Let’s start with the meaning behind a Wage Garnishment. A wage garnishment is any legal or equitable procedure in which some portion of a person’s earnings are withheld. There are many types of legal or equitable procedures for garnishments. Some are made by court orders, like child or spousal support. Others like student loans and tax debts and even garnishments from creditors can come across your desk. Garnishments do not include Voluntary Wage Assignments but we will get into that later on.

 

There are limitations on the amount that can be garnished from one’s earnings. Title III of the Consumer Credit Protection Act protects an employee from being terminated or reprimanded if pay is garnished for only one debt. Title III protects everyone who receives personal earnings.

 

What are personal earnings? Earnings as compensation include:

  • Wages
  • Salaries
  • Commissions
  • Bonuses or
  • Other Compensation

 

Specifically, with regard to wages there are limitations on how much can be garnished.

The amount to be garnished is based on an employee’s disposable earnings. That’s the amount an employee earns after all legally required deductions are taken out.  Some examples of those include Federal, State, local taxes and Social Security taxes. Title III sets the max amount that may be garnished. Child Support or Alimony garnishments cannot exceed 50% of one’s gross wages and no more than 60% of one’s gross wages if they are not supporting any other family member or spouse. These limitations differ from Non-Taxed debts and general garnishments.

 

Maximum garnishment of disposable earnings

Source: https://www.dol.gov/whd/regs/compliance/whdfs30.pdf

 

Voluntary Wage Assignments

A voluntary wage assignment is an agreement between a creditor and debtor that authorizes the employer to deduct a certain amount of money from the debtor's paycheck to repay a loan. Creditors can’t take money out of your paycheck just because you owe money.  They need a legally authority such as a court order or a voluntary assignment.

 

 

Other Garnishments - Can I deduct the cost of damages caused by my employees?

 If your employee breaks a piece of equipment and you need to recover the cost of the item, you should have a signed authorization from the employee. An employee must make more than the mandated federal minimum wage.  As long as the deduction does not drop the employee’s hourly rate below the federal minimum wage, you can continue through with the deduction.

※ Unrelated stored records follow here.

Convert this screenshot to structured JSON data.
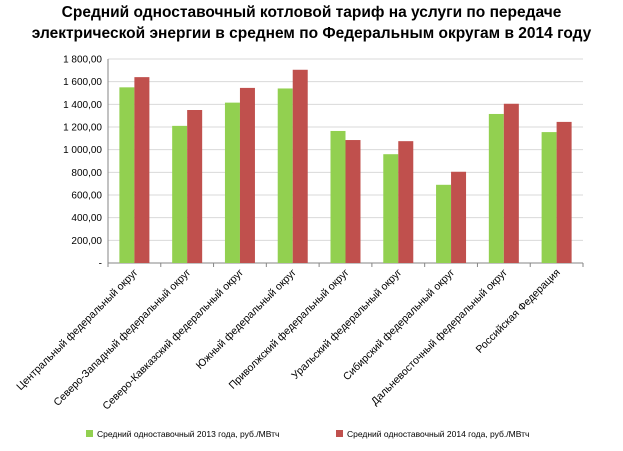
{
  "chart_data": {
    "type": "bar",
    "title_lines": [
      "Средний одноставочный котловой тариф на услуги по передаче",
      "электрической энергии в среднем по Федеральным округам в 2014 году"
    ],
    "categories": [
      "Центральный федеральный округ",
      "Северо-Западный федеральный округ",
      "Северо-Кавказский федеральный округ",
      "Южный федеральный округ",
      "Приволжский федеральный округ",
      "Уральский федеральный округ",
      "Сибирский федеральный округ",
      "Дальневосточный федеральный округ",
      "Российская Федерация"
    ],
    "series": [
      {
        "name": "Средний одноставочный 2013 года, руб./МВтч",
        "color": "#92d050",
        "values": [
          1550,
          1210,
          1415,
          1540,
          1165,
          960,
          690,
          1315,
          1155
        ]
      },
      {
        "name": "Средний одноставочный 2014 года, руб./МВтч",
        "color": "#c0504d",
        "values": [
          1640,
          1350,
          1545,
          1705,
          1085,
          1075,
          805,
          1405,
          1245
        ]
      }
    ],
    "ylim": [
      0,
      1800
    ],
    "yticks": [
      "-",
      "200,00",
      "400,00",
      "600,00",
      "800,00",
      "1 000,00",
      "1 200,00",
      "1 400,00",
      "1 600,00",
      "1 800,00"
    ],
    "grid": true,
    "legend_position": "bottom"
  }
}
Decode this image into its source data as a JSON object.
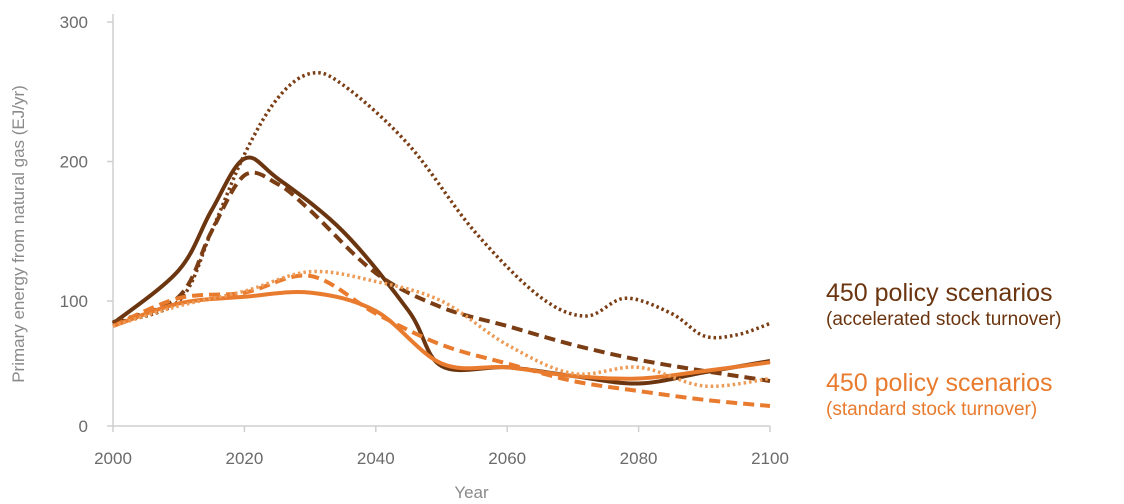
{
  "chart_data": {
    "type": "line",
    "xlabel": "Year",
    "ylabel": "Primary energy from natural gas (EJ/yr)",
    "xlim": [
      2000,
      2100
    ],
    "ylim": [
      0,
      300
    ],
    "xticks": [
      2000,
      2020,
      2040,
      2060,
      2080,
      2100
    ],
    "yticks": [
      0,
      100,
      200,
      300
    ],
    "grid": false,
    "legend_position": "right",
    "groups": [
      {
        "title": "450 policy scenarios",
        "subtitle": "(accelerated stock turnover)",
        "color": "#6b3510"
      },
      {
        "title": "450 policy scenarios",
        "subtitle": "(standard stock turnover)",
        "color": "#e87b2e"
      }
    ],
    "series": [
      {
        "group": 0,
        "style": "solid",
        "color": "#6b3510",
        "x": [
          2000,
          2010,
          2015,
          2020,
          2025,
          2035,
          2045,
          2050,
          2060,
          2070,
          2080,
          2090,
          2100
        ],
        "y": [
          82,
          122,
          165,
          202,
          188,
          150,
          92,
          48,
          47,
          40,
          34,
          43,
          52
        ]
      },
      {
        "group": 0,
        "style": "dashed",
        "color": "#7a3d14",
        "x": [
          2000,
          2010,
          2015,
          2020,
          2025,
          2030,
          2040,
          2050,
          2060,
          2070,
          2080,
          2090,
          2100
        ],
        "y": [
          83,
          103,
          150,
          190,
          184,
          165,
          120,
          95,
          80,
          65,
          53,
          44,
          36
        ]
      },
      {
        "group": 0,
        "style": "dotted",
        "color": "#7a3d14",
        "x": [
          2000,
          2010,
          2015,
          2020,
          2025,
          2030,
          2035,
          2045,
          2055,
          2065,
          2072,
          2078,
          2085,
          2090,
          2095,
          2100
        ],
        "y": [
          82,
          100,
          150,
          205,
          245,
          263,
          255,
          212,
          150,
          103,
          88,
          102,
          90,
          72,
          73,
          82
        ]
      },
      {
        "group": 1,
        "style": "solid",
        "color": "#e87b2e",
        "x": [
          2000,
          2010,
          2020,
          2030,
          2040,
          2050,
          2060,
          2070,
          2080,
          2090,
          2100
        ],
        "y": [
          80,
          98,
          103,
          106,
          92,
          50,
          47,
          40,
          38,
          44,
          51
        ]
      },
      {
        "group": 1,
        "style": "dashed",
        "color": "#e87b2e",
        "x": [
          2000,
          2010,
          2020,
          2030,
          2040,
          2050,
          2060,
          2070,
          2080,
          2090,
          2100
        ],
        "y": [
          80,
          102,
          106,
          118,
          90,
          65,
          50,
          36,
          28,
          21,
          16
        ]
      },
      {
        "group": 1,
        "style": "dotted",
        "color": "#ec9a55",
        "x": [
          2000,
          2010,
          2020,
          2030,
          2040,
          2050,
          2060,
          2070,
          2080,
          2090,
          2100
        ],
        "y": [
          80,
          96,
          107,
          121,
          114,
          100,
          65,
          42,
          47,
          32,
          38
        ]
      }
    ]
  }
}
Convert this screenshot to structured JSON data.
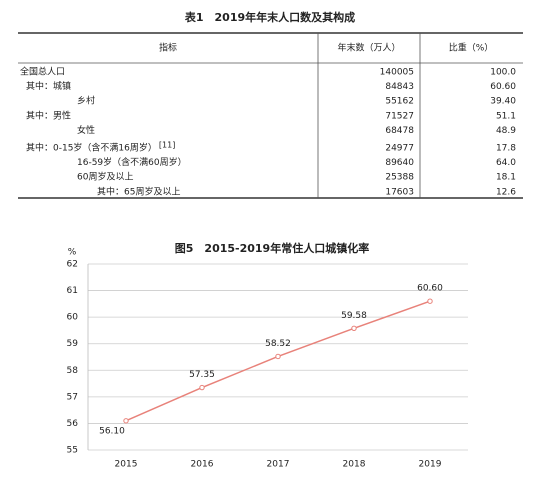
{
  "table": {
    "title": "表1　2019年年末人口数及其构成",
    "header": [
      "指标",
      "年末数（万人）",
      "比重（%）"
    ],
    "rows": [
      [
        "全国总人口",
        "140005",
        "100.0"
      ],
      [
        "其中：城镇",
        "84843",
        "60.60"
      ],
      [
        "乡村",
        "55162",
        "39.40"
      ],
      [
        "其中：男性",
        "71527",
        "51.1"
      ],
      [
        "女性",
        "68478",
        "48.9"
      ],
      [
        "其中：0-15岁（含不满16周岁）",
        "24977",
        "17.8"
      ],
      [
        "16-59岁（含不满60周岁）",
        "89640",
        "64.0"
      ],
      [
        "60周岁及以上",
        "25388",
        "18.1"
      ],
      [
        "其中：65周岁及以上",
        "17603",
        "12.6"
      ]
    ],
    "footnote_marker": "[11]"
  },
  "chart_data": {
    "type": "line",
    "title": "图5　2015-2019年常住人口城镇化率",
    "y_label": "%",
    "categories": [
      "2015",
      "2016",
      "2017",
      "2018",
      "2019"
    ],
    "series": [
      {
        "name": "城镇化率",
        "color": "#e8827a",
        "values": [
          56.1,
          57.35,
          58.52,
          59.58,
          60.6
        ],
        "value_labels": [
          "56.10",
          "57.35",
          "58.52",
          "59.58",
          "60.60"
        ]
      }
    ],
    "ylim": [
      55,
      62
    ],
    "yticks": [
      55,
      56,
      57,
      58,
      59,
      60,
      61,
      62
    ],
    "grid": true
  }
}
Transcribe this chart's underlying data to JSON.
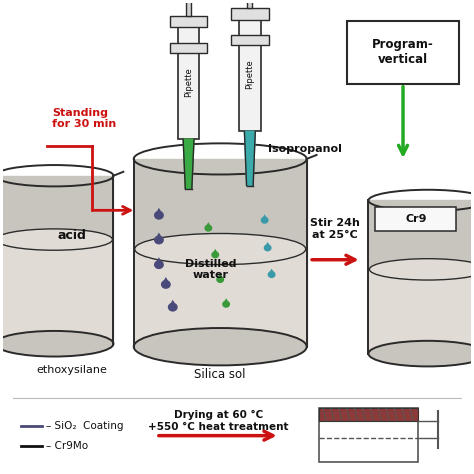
{
  "bg_color": "#ffffff",
  "beaker_fill": "#c8c4be",
  "beaker_edge": "#2a2a2a",
  "liquid_fill": "#e0dbd5",
  "drop_dark": "#4a4a7a",
  "drop_green": "#3a9a3a",
  "drop_teal": "#3a9aaa",
  "pipette_green": "#3aaa44",
  "pipette_teal": "#3aaaaa",
  "pipette_body": "#f2f2f2",
  "arrow_red": "#cc1111",
  "arrow_green": "#22aa22",
  "text_main": "#111111",
  "legend_brown": "#8b3a3a",
  "labels": {
    "acid": "acid",
    "ethoxysilane": "ethoxysilane",
    "silica_sol": "Silica sol",
    "cr9": "Cr9",
    "pipette": "Pipette",
    "isopropanol": "Isopropanol",
    "distilled": "Distilled\nwater",
    "standing": "Standing\nfor 30 min",
    "stir": "Stir 24h\nat 25°C",
    "program": "Program-\nvertical",
    "legend1": "– SiO₂  Coating",
    "legend2": "– Cr9Mo",
    "drying": "Drying at 60 °C\n+550 °C heat treatment"
  }
}
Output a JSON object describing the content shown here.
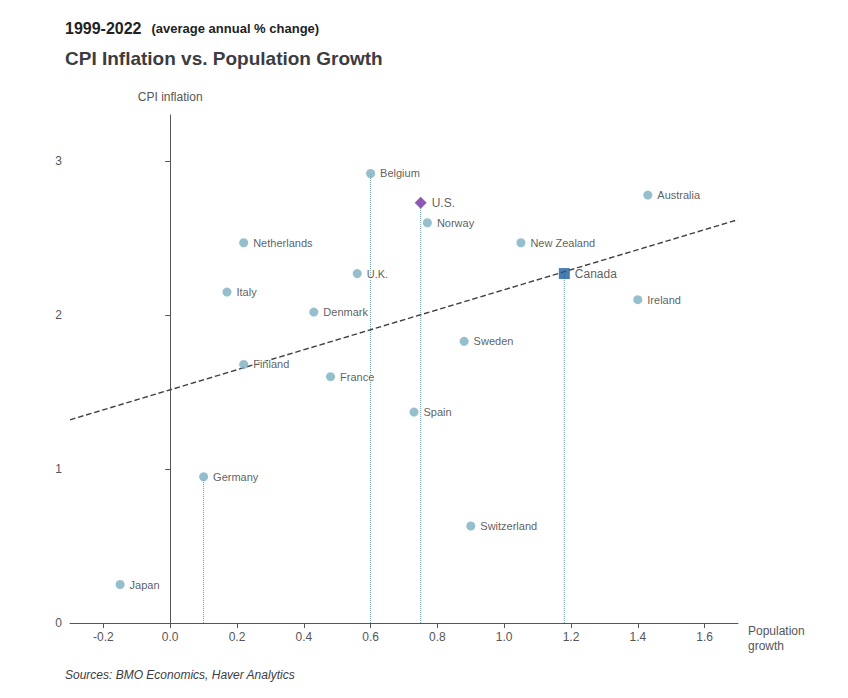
{
  "chart_data": {
    "type": "scatter",
    "title": "CPI Inflation vs. Population Growth",
    "subtitle": [
      "1999-2022",
      "(average annual % change)"
    ],
    "source": "Sources: BMO Economics, Haver Analytics",
    "xlabel": "Population\ngrowth",
    "ylabel": "CPI inflation",
    "xlim": [
      -0.3,
      1.7
    ],
    "ylim": [
      0,
      3.3
    ],
    "xticks": [
      -0.2,
      {
        "value": 0.0,
        "label": "0.0"
      },
      0.2,
      0.4,
      0.6,
      0.8,
      {
        "value": 1.0,
        "label": "1.0"
      },
      1.2,
      1.4,
      1.6
    ],
    "yticks": [
      0,
      1,
      2,
      3
    ],
    "grid": false,
    "series": [
      {
        "labels": [
          "Japan",
          "Germany",
          "Italy",
          "Netherlands",
          "Finland",
          "Denmark",
          "France",
          "U.K.",
          "Belgium",
          "Sweden",
          "Spain",
          "Switzerland",
          "New Zealand",
          "Norway",
          "Ireland",
          "Australia"
        ],
        "x": [
          -0.15,
          0.1,
          0.17,
          0.22,
          0.22,
          0.43,
          0.48,
          0.56,
          0.6,
          0.88,
          0.73,
          0.9,
          1.05,
          0.77,
          1.4,
          1.43
        ],
        "values": [
          0.25,
          0.95,
          2.15,
          2.47,
          1.68,
          2.02,
          1.6,
          2.27,
          2.92,
          1.83,
          1.37,
          0.63,
          2.47,
          2.6,
          2.1,
          2.78
        ],
        "color": "#7aafc0",
        "marker": "circle"
      },
      {
        "labels": [
          "U.S."
        ],
        "x": [
          0.75
        ],
        "values": [
          2.73
        ],
        "color": "#7030a0",
        "marker": "diamond"
      },
      {
        "labels": [
          "Canada"
        ],
        "x": [
          1.18
        ],
        "values": [
          2.27
        ],
        "color": "#1f5c9e",
        "marker": "square"
      }
    ],
    "trendline": {
      "x": [
        -0.3,
        1.7
      ],
      "values": [
        1.32,
        2.62
      ],
      "color": "#404040",
      "line_style": "dashed"
    },
    "dotted_lines": {
      "x": [
        0.1,
        0.6,
        0.75,
        1.18
      ],
      "values": [
        0.95,
        2.92,
        2.73,
        2.27
      ],
      "color": "#6699aa",
      "line_style": "dotted"
    }
  }
}
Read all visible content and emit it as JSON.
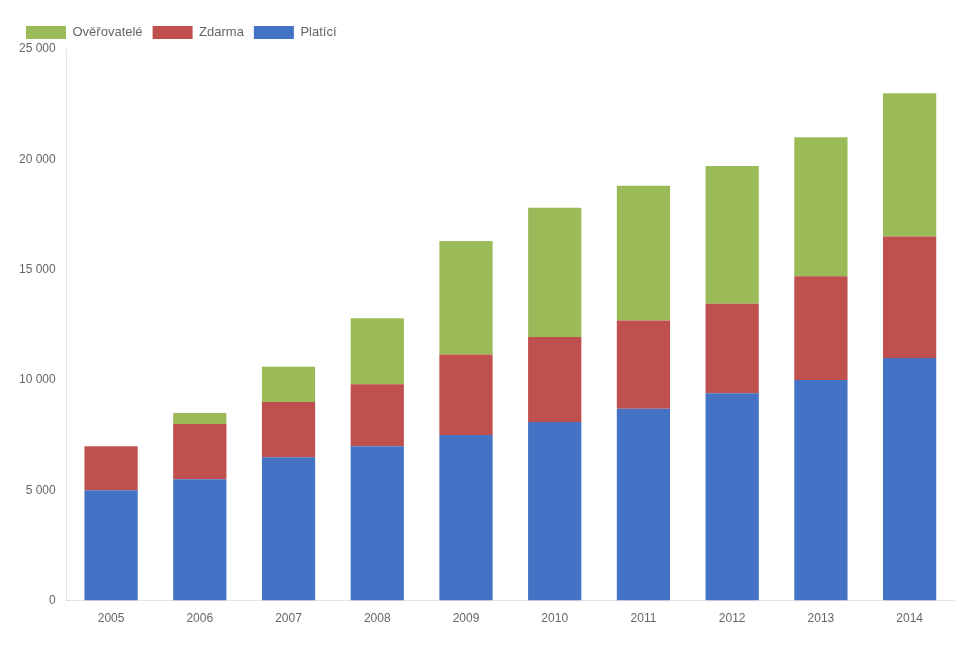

Under certain circumstances, you may be able to deduct damages from an hourly employee’s wages even without their consent.

 

Salaried Employees

If your business suffers a monetary loss because a salaried employee unintentionally breaks a piece of equipment, you cannot deduct charges from his paycheck to cover the cost. Because your employee is salaried, they are receiving a regular, predetermined salary on a "guaranteed basis." Making regular deductions from their salary drops his salary below the level agreed upon.

 

However, employers in California may be able to deduct damages from a salaried employee's paycheck for breakage, cash shortages and equipment loss caused by the employee's gross negligence or a deliberate, dishonest act. Unintentional damaged or lost equipment is simply considered part of the cost of doing business in California. As such, an employer can only deduct for equipment loss if he is able to prove his employee caused the loss deliberately or by acting in a grossly negligent manner.